In recognition of this important day, we invite everyone, including our health partners and registrants, to reflect on the ongoing impact of the residential school system. We will be closed on Monday, October 2 (in lieu of Saturday, September 30) so employees can take time over the weekend to consider what truth and reconciliation means to them, both personally and in their work at the College.
In October 2020, the College added cultural safety and humility as one of four core pillars in its strategic plan. This meant taking real actions to address our collective role in the Indigenous-specific racism embedded in the health-care system.
One of these actions was to rebrand the College, including retiring the crest, a colonial symbol. This project was completed in April 2023 with the launch of a new logo and visual identity that represents our commitment to accessibility and inclusivity for all British Columbians.
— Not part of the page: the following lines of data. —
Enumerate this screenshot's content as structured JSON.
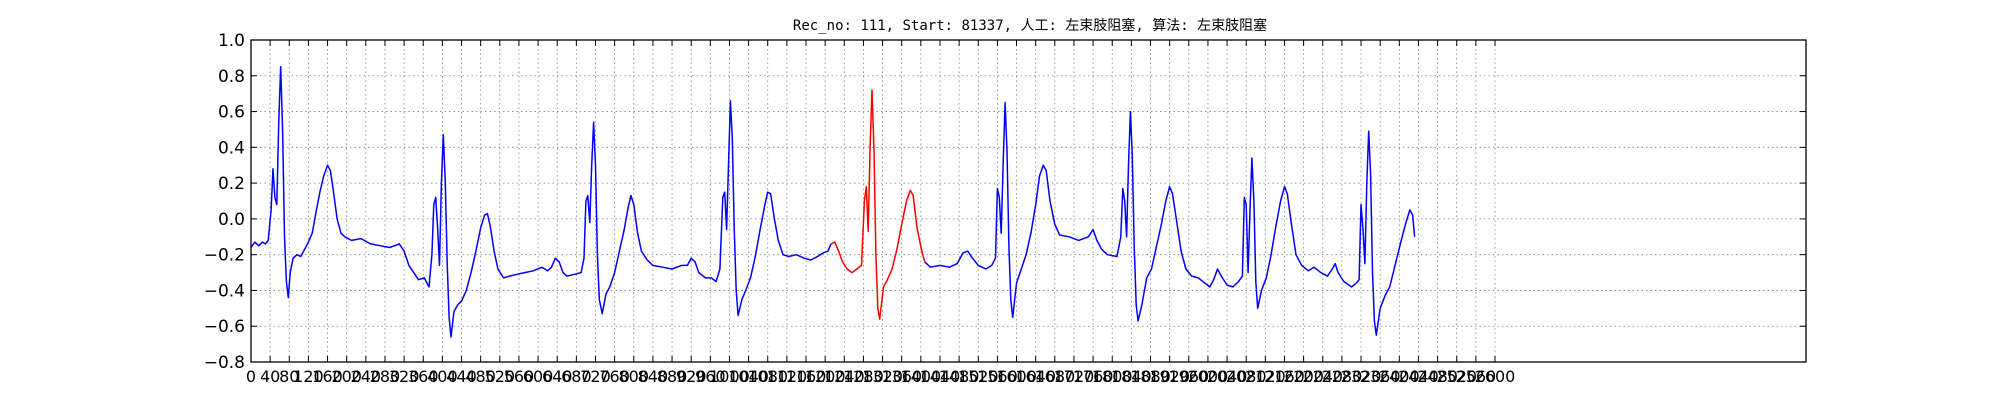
{
  "chart_data": {
    "type": "line",
    "title": "Rec_no: 111, Start: 81337, 人工: 左束肢阻塞, 算法: 左束肢阻塞",
    "xlabel": "",
    "ylabel": "",
    "xlim": [
      0,
      3250
    ],
    "ylim": [
      -0.8,
      1.0
    ],
    "grid": true,
    "grid_style": "dotted",
    "yticks": [
      "1.0",
      "0.8",
      "0.6",
      "0.4",
      "0.2",
      "0.0",
      "−0.2",
      "−0.4",
      "−0.6",
      "−0.8"
    ],
    "ytick_values": [
      1.0,
      0.8,
      0.6,
      0.4,
      0.2,
      0.0,
      -0.2,
      -0.4,
      -0.6,
      -0.8
    ],
    "xtick_values": [
      0,
      40,
      80,
      120,
      160,
      200,
      240,
      280,
      320,
      360,
      400,
      440,
      480,
      520,
      560,
      600,
      640,
      680,
      720,
      760,
      800,
      840,
      880,
      920,
      960,
      1000,
      1040,
      1080,
      1120,
      1160,
      1200,
      1240,
      1280,
      1320,
      1360,
      1400,
      1440,
      1480,
      1520,
      1560,
      1600,
      1640,
      1680,
      1720,
      1760,
      1800,
      1840,
      1880,
      1920,
      1960,
      2000,
      2040,
      2080,
      2120,
      2160,
      2200,
      2240,
      2280,
      2320,
      2360,
      2400,
      2440,
      2480,
      2520,
      2560,
      2600
    ],
    "xticks": [
      "0",
      "40",
      "80",
      "120",
      "160",
      "200",
      "240",
      "280",
      "320",
      "360",
      "400",
      "440",
      "480",
      "520",
      "560",
      "600",
      "640",
      "680",
      "720",
      "760",
      "800",
      "840",
      "880",
      "920",
      "960",
      "1000",
      "1040",
      "1080",
      "1120",
      "1160",
      "1200",
      "1240",
      "1280",
      "1320",
      "1360",
      "1400",
      "1440",
      "1480",
      "1520",
      "1560",
      "1600",
      "1640",
      "1680",
      "1720",
      "1760",
      "1800",
      "1840",
      "1880",
      "1920",
      "1960",
      "2000",
      "2040",
      "2080",
      "2120",
      "2160",
      "2200",
      "2240",
      "2280",
      "2320",
      "2360",
      "2400",
      "2440",
      "2480",
      "2520",
      "2560",
      "2600"
    ],
    "series": [
      {
        "color": "#0000ff",
        "points": [
          [
            0,
            -0.16
          ],
          [
            8,
            -0.13
          ],
          [
            16,
            -0.15
          ],
          [
            24,
            -0.13
          ],
          [
            30,
            -0.14
          ],
          [
            36,
            -0.12
          ],
          [
            42,
            0.05
          ],
          [
            46,
            0.28
          ],
          [
            50,
            0.12
          ],
          [
            54,
            0.08
          ],
          [
            58,
            0.55
          ],
          [
            62,
            0.85
          ],
          [
            66,
            0.5
          ],
          [
            70,
            -0.1
          ],
          [
            74,
            -0.35
          ],
          [
            78,
            -0.44
          ],
          [
            82,
            -0.3
          ],
          [
            88,
            -0.22
          ],
          [
            96,
            -0.2
          ],
          [
            104,
            -0.21
          ],
          [
            112,
            -0.17
          ],
          [
            120,
            -0.13
          ],
          [
            128,
            -0.08
          ],
          [
            136,
            0.04
          ],
          [
            144,
            0.15
          ],
          [
            152,
            0.24
          ],
          [
            160,
            0.3
          ],
          [
            166,
            0.27
          ],
          [
            172,
            0.16
          ],
          [
            180,
            0.0
          ],
          [
            188,
            -0.08
          ],
          [
            196,
            -0.1
          ],
          [
            210,
            -0.12
          ],
          [
            230,
            -0.11
          ],
          [
            250,
            -0.14
          ],
          [
            270,
            -0.15
          ],
          [
            290,
            -0.16
          ],
          [
            310,
            -0.14
          ],
          [
            320,
            -0.18
          ],
          [
            330,
            -0.26
          ],
          [
            340,
            -0.3
          ],
          [
            350,
            -0.34
          ],
          [
            362,
            -0.33
          ],
          [
            372,
            -0.38
          ],
          [
            378,
            -0.2
          ],
          [
            382,
            0.08
          ],
          [
            386,
            0.12
          ],
          [
            390,
            -0.05
          ],
          [
            394,
            -0.26
          ],
          [
            398,
            0.2
          ],
          [
            402,
            0.47
          ],
          [
            406,
            0.2
          ],
          [
            410,
            -0.25
          ],
          [
            414,
            -0.55
          ],
          [
            418,
            -0.66
          ],
          [
            424,
            -0.52
          ],
          [
            432,
            -0.48
          ],
          [
            440,
            -0.46
          ],
          [
            450,
            -0.4
          ],
          [
            460,
            -0.3
          ],
          [
            470,
            -0.18
          ],
          [
            480,
            -0.05
          ],
          [
            488,
            0.02
          ],
          [
            494,
            0.03
          ],
          [
            500,
            -0.04
          ],
          [
            508,
            -0.18
          ],
          [
            516,
            -0.28
          ],
          [
            528,
            -0.33
          ],
          [
            540,
            -0.32
          ],
          [
            556,
            -0.31
          ],
          [
            572,
            -0.3
          ],
          [
            590,
            -0.29
          ],
          [
            608,
            -0.27
          ],
          [
            620,
            -0.29
          ],
          [
            628,
            -0.27
          ],
          [
            636,
            -0.22
          ],
          [
            644,
            -0.24
          ],
          [
            652,
            -0.3
          ],
          [
            660,
            -0.32
          ],
          [
            676,
            -0.31
          ],
          [
            690,
            -0.3
          ],
          [
            696,
            -0.22
          ],
          [
            700,
            0.1
          ],
          [
            704,
            0.13
          ],
          [
            708,
            -0.02
          ],
          [
            712,
            0.3
          ],
          [
            716,
            0.54
          ],
          [
            720,
            0.3
          ],
          [
            724,
            -0.2
          ],
          [
            728,
            -0.45
          ],
          [
            734,
            -0.53
          ],
          [
            742,
            -0.42
          ],
          [
            750,
            -0.38
          ],
          [
            760,
            -0.3
          ],
          [
            770,
            -0.18
          ],
          [
            780,
            -0.06
          ],
          [
            788,
            0.06
          ],
          [
            794,
            0.13
          ],
          [
            800,
            0.08
          ],
          [
            808,
            -0.08
          ],
          [
            816,
            -0.18
          ],
          [
            828,
            -0.23
          ],
          [
            840,
            -0.26
          ],
          [
            860,
            -0.27
          ],
          [
            880,
            -0.28
          ],
          [
            900,
            -0.26
          ],
          [
            912,
            -0.26
          ],
          [
            920,
            -0.22
          ],
          [
            928,
            -0.24
          ],
          [
            936,
            -0.3
          ],
          [
            950,
            -0.33
          ],
          [
            962,
            -0.33
          ],
          [
            972,
            -0.35
          ],
          [
            980,
            -0.28
          ],
          [
            986,
            0.12
          ],
          [
            990,
            0.15
          ],
          [
            994,
            -0.06
          ],
          [
            998,
            0.3
          ],
          [
            1002,
            0.66
          ],
          [
            1006,
            0.45
          ],
          [
            1010,
            -0.05
          ],
          [
            1014,
            -0.4
          ],
          [
            1018,
            -0.54
          ],
          [
            1026,
            -0.45
          ],
          [
            1034,
            -0.4
          ],
          [
            1044,
            -0.33
          ],
          [
            1054,
            -0.21
          ],
          [
            1064,
            -0.06
          ],
          [
            1074,
            0.08
          ],
          [
            1080,
            0.15
          ],
          [
            1086,
            0.14
          ],
          [
            1094,
            0.0
          ],
          [
            1102,
            -0.12
          ],
          [
            1112,
            -0.2
          ],
          [
            1124,
            -0.21
          ],
          [
            1140,
            -0.2
          ],
          [
            1156,
            -0.22
          ],
          [
            1170,
            -0.23
          ],
          [
            1184,
            -0.21
          ],
          [
            1196,
            -0.19
          ],
          [
            1206,
            -0.18
          ],
          [
            1212,
            -0.14
          ]
        ]
      },
      {
        "color": "#ff0000",
        "points": [
          [
            1212,
            -0.14
          ],
          [
            1220,
            -0.13
          ],
          [
            1228,
            -0.18
          ],
          [
            1236,
            -0.24
          ],
          [
            1246,
            -0.28
          ],
          [
            1256,
            -0.3
          ],
          [
            1266,
            -0.28
          ],
          [
            1276,
            -0.26
          ],
          [
            1282,
            0.1
          ],
          [
            1286,
            0.18
          ],
          [
            1290,
            -0.07
          ],
          [
            1294,
            0.4
          ],
          [
            1298,
            0.72
          ],
          [
            1302,
            0.38
          ],
          [
            1306,
            -0.2
          ],
          [
            1310,
            -0.5
          ],
          [
            1314,
            -0.56
          ],
          [
            1322,
            -0.38
          ],
          [
            1330,
            -0.34
          ],
          [
            1340,
            -0.28
          ],
          [
            1350,
            -0.17
          ],
          [
            1360,
            -0.03
          ],
          [
            1370,
            0.1
          ],
          [
            1378,
            0.16
          ],
          [
            1384,
            0.13
          ],
          [
            1392,
            -0.05
          ],
          [
            1402,
            -0.18
          ],
          [
            1408,
            -0.24
          ]
        ]
      },
      {
        "color": "#0000ff",
        "points": [
          [
            1408,
            -0.24
          ],
          [
            1420,
            -0.27
          ],
          [
            1440,
            -0.26
          ],
          [
            1460,
            -0.27
          ],
          [
            1476,
            -0.25
          ],
          [
            1488,
            -0.19
          ],
          [
            1498,
            -0.18
          ],
          [
            1508,
            -0.22
          ],
          [
            1520,
            -0.26
          ],
          [
            1536,
            -0.28
          ],
          [
            1548,
            -0.26
          ],
          [
            1556,
            -0.22
          ],
          [
            1560,
            0.17
          ],
          [
            1564,
            0.12
          ],
          [
            1568,
            -0.08
          ],
          [
            1572,
            0.3
          ],
          [
            1576,
            0.65
          ],
          [
            1580,
            0.38
          ],
          [
            1584,
            -0.15
          ],
          [
            1588,
            -0.45
          ],
          [
            1592,
            -0.55
          ],
          [
            1600,
            -0.36
          ],
          [
            1610,
            -0.28
          ],
          [
            1620,
            -0.2
          ],
          [
            1630,
            -0.08
          ],
          [
            1640,
            0.08
          ],
          [
            1648,
            0.24
          ],
          [
            1656,
            0.3
          ],
          [
            1662,
            0.27
          ],
          [
            1670,
            0.1
          ],
          [
            1680,
            -0.03
          ],
          [
            1690,
            -0.09
          ],
          [
            1710,
            -0.1
          ],
          [
            1730,
            -0.12
          ],
          [
            1750,
            -0.1
          ],
          [
            1760,
            -0.06
          ],
          [
            1768,
            -0.12
          ],
          [
            1778,
            -0.17
          ],
          [
            1790,
            -0.2
          ],
          [
            1810,
            -0.21
          ],
          [
            1818,
            -0.1
          ],
          [
            1822,
            0.17
          ],
          [
            1826,
            0.1
          ],
          [
            1830,
            -0.1
          ],
          [
            1834,
            0.3
          ],
          [
            1838,
            0.6
          ],
          [
            1842,
            0.35
          ],
          [
            1846,
            -0.15
          ],
          [
            1850,
            -0.48
          ],
          [
            1854,
            -0.57
          ],
          [
            1862,
            -0.48
          ],
          [
            1872,
            -0.33
          ],
          [
            1882,
            -0.28
          ],
          [
            1892,
            -0.16
          ],
          [
            1902,
            -0.04
          ],
          [
            1912,
            0.1
          ],
          [
            1920,
            0.18
          ],
          [
            1926,
            0.14
          ],
          [
            1934,
            0.0
          ],
          [
            1944,
            -0.18
          ],
          [
            1954,
            -0.28
          ],
          [
            1966,
            -0.32
          ],
          [
            1980,
            -0.33
          ],
          [
            1994,
            -0.36
          ],
          [
            2004,
            -0.38
          ],
          [
            2012,
            -0.34
          ],
          [
            2020,
            -0.28
          ],
          [
            2028,
            -0.32
          ],
          [
            2040,
            -0.37
          ],
          [
            2052,
            -0.38
          ],
          [
            2064,
            -0.35
          ],
          [
            2072,
            -0.32
          ],
          [
            2076,
            0.12
          ],
          [
            2080,
            0.08
          ],
          [
            2084,
            -0.3
          ],
          [
            2088,
            0.05
          ],
          [
            2092,
            0.34
          ],
          [
            2096,
            0.1
          ],
          [
            2100,
            -0.35
          ],
          [
            2104,
            -0.5
          ],
          [
            2112,
            -0.4
          ],
          [
            2122,
            -0.33
          ],
          [
            2132,
            -0.2
          ],
          [
            2142,
            -0.04
          ],
          [
            2152,
            0.1
          ],
          [
            2160,
            0.18
          ],
          [
            2166,
            0.14
          ],
          [
            2174,
            -0.02
          ],
          [
            2184,
            -0.2
          ],
          [
            2196,
            -0.26
          ],
          [
            2210,
            -0.29
          ],
          [
            2222,
            -0.27
          ],
          [
            2236,
            -0.3
          ],
          [
            2250,
            -0.32
          ],
          [
            2260,
            -0.28
          ],
          [
            2266,
            -0.25
          ],
          [
            2272,
            -0.3
          ],
          [
            2284,
            -0.35
          ],
          [
            2300,
            -0.38
          ],
          [
            2310,
            -0.36
          ],
          [
            2316,
            -0.34
          ],
          [
            2320,
            0.08
          ],
          [
            2324,
            -0.05
          ],
          [
            2328,
            -0.25
          ],
          [
            2332,
            0.2
          ],
          [
            2336,
            0.49
          ],
          [
            2340,
            0.25
          ],
          [
            2344,
            -0.3
          ],
          [
            2348,
            -0.57
          ],
          [
            2352,
            -0.65
          ],
          [
            2360,
            -0.5
          ],
          [
            2370,
            -0.43
          ],
          [
            2380,
            -0.38
          ],
          [
            2392,
            -0.25
          ],
          [
            2404,
            -0.12
          ],
          [
            2414,
            -0.02
          ],
          [
            2422,
            0.05
          ],
          [
            2428,
            0.02
          ],
          [
            2432,
            -0.1
          ]
        ]
      }
    ]
  }
}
Another of these actions was a review of our complaints process to make it more culturally sensitive and accessible for Indigenous people. This review was conducted by the Castlemain Group who specialize in research, engagement and collaboration with Indigenous people, communities and organizations, along with a panel of Indigenous advisors. The review identified a number of gaps in the complaints process which we are currently addressing. While it will take time and effort to revamp our complaints process, it is a critical step towards ensuring that all members of the public feel safe and supported bringing concerns about their medical care to the College.
Over the next year, in addition to actioning the recommendations from the complaints process review, we will also be evaluating how physicians and surgeons are applying the Indigenous Cultural Safety, Cultural Humility and Anti-racism practice standard, in order to ensure that we are providing the supports required for registrants to action the standard’s principles in their daily practice.
We are pleased to share the steps we have taken so far, but we also humbly recognize that we have more work to do. We are committed to continuing on the path to reconciliation and to progressing in a way that serves the needs of Indigenous people in BC now and in the future.